“The One (E8) is able to one-up its more premium sibling in the camera department”
When it comes to camera aspect, the HTC One launched last year was a bold step from the brand as it openly challenged smartphone manufacturers to innovate in the camera department beyond megapixels. It’s successor, the M8, took camera innovation to another level by offering a dedicated depth sensor at the rear along with the main sensor – a first for any smartphone camera. The additional sensor captures depth information and hence allows Lytro-like effects, including the ability to change focus between subjects, copy and paste, add seasons effects, and more. Sadly, as noted in our review of the M8, after the initial novelty of these effects wears down, the camera quality fails to impress.

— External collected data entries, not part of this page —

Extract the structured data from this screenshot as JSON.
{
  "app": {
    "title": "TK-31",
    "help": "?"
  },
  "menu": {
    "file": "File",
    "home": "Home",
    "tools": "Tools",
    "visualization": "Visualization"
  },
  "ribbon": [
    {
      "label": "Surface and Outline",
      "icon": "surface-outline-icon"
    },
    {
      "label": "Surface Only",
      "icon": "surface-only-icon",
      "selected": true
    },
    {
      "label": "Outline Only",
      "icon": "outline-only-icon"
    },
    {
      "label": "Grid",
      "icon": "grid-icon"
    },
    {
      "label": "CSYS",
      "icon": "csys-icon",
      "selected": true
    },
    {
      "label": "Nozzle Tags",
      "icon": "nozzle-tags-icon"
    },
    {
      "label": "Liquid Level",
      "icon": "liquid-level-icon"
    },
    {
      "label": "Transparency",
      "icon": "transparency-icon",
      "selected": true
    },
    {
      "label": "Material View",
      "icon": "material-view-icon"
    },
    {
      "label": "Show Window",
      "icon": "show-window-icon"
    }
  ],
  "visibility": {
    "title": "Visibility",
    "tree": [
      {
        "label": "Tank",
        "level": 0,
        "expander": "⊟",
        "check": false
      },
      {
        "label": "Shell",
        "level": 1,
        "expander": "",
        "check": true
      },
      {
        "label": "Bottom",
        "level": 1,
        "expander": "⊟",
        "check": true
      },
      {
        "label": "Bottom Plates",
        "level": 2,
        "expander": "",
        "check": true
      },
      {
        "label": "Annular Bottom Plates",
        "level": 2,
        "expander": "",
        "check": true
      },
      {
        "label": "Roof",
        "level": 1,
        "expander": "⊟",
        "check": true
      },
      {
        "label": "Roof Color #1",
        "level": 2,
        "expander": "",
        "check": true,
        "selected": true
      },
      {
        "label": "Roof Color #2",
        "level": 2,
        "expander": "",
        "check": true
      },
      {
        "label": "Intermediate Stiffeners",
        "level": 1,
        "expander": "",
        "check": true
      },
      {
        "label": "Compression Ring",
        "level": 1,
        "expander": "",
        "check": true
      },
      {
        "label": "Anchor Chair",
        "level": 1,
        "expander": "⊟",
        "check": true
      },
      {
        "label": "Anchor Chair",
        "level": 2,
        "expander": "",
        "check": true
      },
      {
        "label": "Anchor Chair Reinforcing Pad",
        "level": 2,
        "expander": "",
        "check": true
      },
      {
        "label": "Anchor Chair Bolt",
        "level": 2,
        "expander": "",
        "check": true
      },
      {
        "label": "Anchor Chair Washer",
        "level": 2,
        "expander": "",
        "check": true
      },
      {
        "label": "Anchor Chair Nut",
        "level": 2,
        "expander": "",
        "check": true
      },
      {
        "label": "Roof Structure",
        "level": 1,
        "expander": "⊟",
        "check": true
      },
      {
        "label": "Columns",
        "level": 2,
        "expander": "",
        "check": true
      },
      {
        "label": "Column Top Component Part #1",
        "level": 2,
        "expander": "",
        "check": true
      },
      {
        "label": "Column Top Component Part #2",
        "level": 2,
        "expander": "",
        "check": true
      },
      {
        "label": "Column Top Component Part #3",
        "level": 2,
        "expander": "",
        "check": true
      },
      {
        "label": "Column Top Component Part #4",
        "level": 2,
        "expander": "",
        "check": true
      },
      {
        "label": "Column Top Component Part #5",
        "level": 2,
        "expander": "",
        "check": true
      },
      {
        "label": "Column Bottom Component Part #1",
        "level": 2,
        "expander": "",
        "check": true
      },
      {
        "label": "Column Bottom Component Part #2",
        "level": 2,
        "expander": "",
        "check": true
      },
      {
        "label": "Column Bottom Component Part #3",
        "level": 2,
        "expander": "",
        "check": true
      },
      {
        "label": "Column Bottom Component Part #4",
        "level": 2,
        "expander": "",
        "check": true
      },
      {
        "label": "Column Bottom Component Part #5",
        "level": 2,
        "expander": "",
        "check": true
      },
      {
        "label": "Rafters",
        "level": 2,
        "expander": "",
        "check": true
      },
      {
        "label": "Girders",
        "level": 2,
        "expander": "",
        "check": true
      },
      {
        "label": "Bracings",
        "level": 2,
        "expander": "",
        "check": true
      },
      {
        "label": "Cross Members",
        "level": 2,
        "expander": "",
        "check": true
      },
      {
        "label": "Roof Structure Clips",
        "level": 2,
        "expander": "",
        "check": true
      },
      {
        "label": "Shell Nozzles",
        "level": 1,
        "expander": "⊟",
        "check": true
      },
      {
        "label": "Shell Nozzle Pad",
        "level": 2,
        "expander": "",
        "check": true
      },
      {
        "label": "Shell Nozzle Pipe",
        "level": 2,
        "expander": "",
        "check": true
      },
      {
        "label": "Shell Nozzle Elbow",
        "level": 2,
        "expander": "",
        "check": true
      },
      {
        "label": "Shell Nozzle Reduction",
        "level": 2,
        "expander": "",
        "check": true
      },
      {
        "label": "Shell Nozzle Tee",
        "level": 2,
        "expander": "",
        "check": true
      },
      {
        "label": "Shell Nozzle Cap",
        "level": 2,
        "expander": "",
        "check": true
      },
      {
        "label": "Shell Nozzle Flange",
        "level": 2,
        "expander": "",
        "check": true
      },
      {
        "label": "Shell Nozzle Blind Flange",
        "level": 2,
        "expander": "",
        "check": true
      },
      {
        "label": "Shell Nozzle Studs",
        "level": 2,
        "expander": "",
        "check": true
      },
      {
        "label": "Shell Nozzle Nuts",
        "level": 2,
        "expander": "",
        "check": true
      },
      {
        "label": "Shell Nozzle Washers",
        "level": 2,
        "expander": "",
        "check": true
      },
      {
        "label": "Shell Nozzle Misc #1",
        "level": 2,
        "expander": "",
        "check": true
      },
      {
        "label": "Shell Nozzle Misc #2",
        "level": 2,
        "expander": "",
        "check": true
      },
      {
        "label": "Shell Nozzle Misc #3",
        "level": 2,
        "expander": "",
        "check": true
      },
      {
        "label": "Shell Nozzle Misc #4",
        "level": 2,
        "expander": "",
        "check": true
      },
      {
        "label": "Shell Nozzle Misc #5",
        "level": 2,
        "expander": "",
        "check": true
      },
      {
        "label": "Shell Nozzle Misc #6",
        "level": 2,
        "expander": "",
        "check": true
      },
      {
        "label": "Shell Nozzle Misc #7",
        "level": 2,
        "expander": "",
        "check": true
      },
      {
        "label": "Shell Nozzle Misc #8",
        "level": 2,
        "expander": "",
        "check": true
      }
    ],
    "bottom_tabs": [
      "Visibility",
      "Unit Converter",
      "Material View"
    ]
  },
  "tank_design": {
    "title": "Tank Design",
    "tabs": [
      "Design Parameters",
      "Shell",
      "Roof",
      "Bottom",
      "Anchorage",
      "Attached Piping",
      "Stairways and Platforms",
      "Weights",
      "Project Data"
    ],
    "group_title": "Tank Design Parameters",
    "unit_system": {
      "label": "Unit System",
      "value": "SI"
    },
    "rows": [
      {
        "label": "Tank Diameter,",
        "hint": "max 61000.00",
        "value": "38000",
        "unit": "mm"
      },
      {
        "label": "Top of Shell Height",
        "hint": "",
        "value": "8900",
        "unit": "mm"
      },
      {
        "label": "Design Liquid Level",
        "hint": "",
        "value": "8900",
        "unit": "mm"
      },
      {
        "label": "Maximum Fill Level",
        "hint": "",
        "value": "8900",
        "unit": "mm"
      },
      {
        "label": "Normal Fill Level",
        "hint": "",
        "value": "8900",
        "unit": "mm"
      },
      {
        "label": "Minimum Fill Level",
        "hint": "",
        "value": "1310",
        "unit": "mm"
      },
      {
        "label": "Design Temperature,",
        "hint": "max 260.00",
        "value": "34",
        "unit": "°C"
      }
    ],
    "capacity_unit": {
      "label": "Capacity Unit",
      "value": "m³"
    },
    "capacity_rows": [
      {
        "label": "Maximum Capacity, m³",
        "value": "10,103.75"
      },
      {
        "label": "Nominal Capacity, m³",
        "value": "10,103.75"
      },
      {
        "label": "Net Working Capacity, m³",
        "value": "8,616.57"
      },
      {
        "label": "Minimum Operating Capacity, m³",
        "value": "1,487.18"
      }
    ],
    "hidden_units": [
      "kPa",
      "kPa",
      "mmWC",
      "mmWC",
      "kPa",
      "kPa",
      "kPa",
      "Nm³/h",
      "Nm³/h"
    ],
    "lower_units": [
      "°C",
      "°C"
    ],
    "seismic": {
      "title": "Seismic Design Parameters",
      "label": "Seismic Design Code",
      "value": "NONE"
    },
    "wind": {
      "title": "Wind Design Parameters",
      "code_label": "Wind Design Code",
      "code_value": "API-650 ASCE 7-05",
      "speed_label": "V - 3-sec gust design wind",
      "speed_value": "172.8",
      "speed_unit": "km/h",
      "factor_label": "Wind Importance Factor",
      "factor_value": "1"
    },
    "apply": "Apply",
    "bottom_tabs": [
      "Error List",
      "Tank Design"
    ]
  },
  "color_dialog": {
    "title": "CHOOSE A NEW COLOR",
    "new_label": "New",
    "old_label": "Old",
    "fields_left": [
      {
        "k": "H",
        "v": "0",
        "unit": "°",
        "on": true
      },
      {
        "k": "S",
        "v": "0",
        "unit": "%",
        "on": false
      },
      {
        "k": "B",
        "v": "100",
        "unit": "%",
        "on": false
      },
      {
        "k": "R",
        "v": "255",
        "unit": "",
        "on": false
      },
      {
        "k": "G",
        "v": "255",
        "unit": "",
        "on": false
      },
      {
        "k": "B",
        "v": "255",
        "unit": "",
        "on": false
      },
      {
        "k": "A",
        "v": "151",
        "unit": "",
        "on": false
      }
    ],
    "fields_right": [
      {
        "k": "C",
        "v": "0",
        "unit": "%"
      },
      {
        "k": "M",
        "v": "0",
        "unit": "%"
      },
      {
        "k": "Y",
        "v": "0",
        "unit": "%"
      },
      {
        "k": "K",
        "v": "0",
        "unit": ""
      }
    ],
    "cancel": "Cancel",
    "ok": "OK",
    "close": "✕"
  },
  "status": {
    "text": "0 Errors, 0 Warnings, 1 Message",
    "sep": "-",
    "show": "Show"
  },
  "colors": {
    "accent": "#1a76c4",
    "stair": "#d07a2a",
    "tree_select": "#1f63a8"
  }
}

The M8’s plastic-clad sibling, the One (E8) [FAQs | first impressions], drops all these shenanigans for a more conventional 13-megapixel BSI camera with f/2.2 aperture. There’s also an LED flash to provide illumination in poor-lighting conditions. So, how well does the camera perform and is it able to better its progenitor itself? Let’s get a closer look in our camera performance review of the HTC One (E8).
This shot clears our very first question whether the E8 is better than its sibling or not. The image has captured all the details of the scene and don’t turn grainy even after zooming in. However, the colours seem a tad off the mark.
We really loved this macro shot captured by the HTC One (E8)’s camera as all the details are clearly visible and colour fidelity is also good.
Even after zooming in into the close-up image, the details with leaves and flowers’ petal are clearly visible. The colours also seem to be better than the long shot.
To cater to selfie enthusiasts, HTC has supplied the One (E8) with a capable 5-megapixel backside-illuminated sensor at the front. As you can see in the image captured by the secondary camera, it reproduces good detail and colours.
This is our standard scene to test the camera’s HDR capability. Even without turning on the HDR mode, the image isn’t looking bad as there’s no noise and colours are also reproduced well.
Turning on the HDR mode for the same scene adds some punch to it as colours are brighter and hence the whole image looks livelier.
An image taken at night with the HTC One (E8) shows visible amount of noise and an odd halo around the light source, but is still usable.
In low-light conditions, the One E8’s camera is able to capture the objects well, even though the image is quite noisy.
With flash, the same scene is instantly lit up, though the illumination is too strong for our liking.
To conclude, we can say that the HTC One (E8)’s camera is definitely better than its sibling as it’s able to capture more details. Though, it can’t win over the M8 when it comes to special effects or low-light photography. Another impressive point worth mentioning about the One E8’s camera is its super-fast shooting capability. However, the camera struggled when it comes to capturing different colours. Overall, the HTC One (E8) is a decent camera, but can’t match shooters on devices like the Samsung Galaxy S5 (camera review) and Oppo Find 7 (camera review).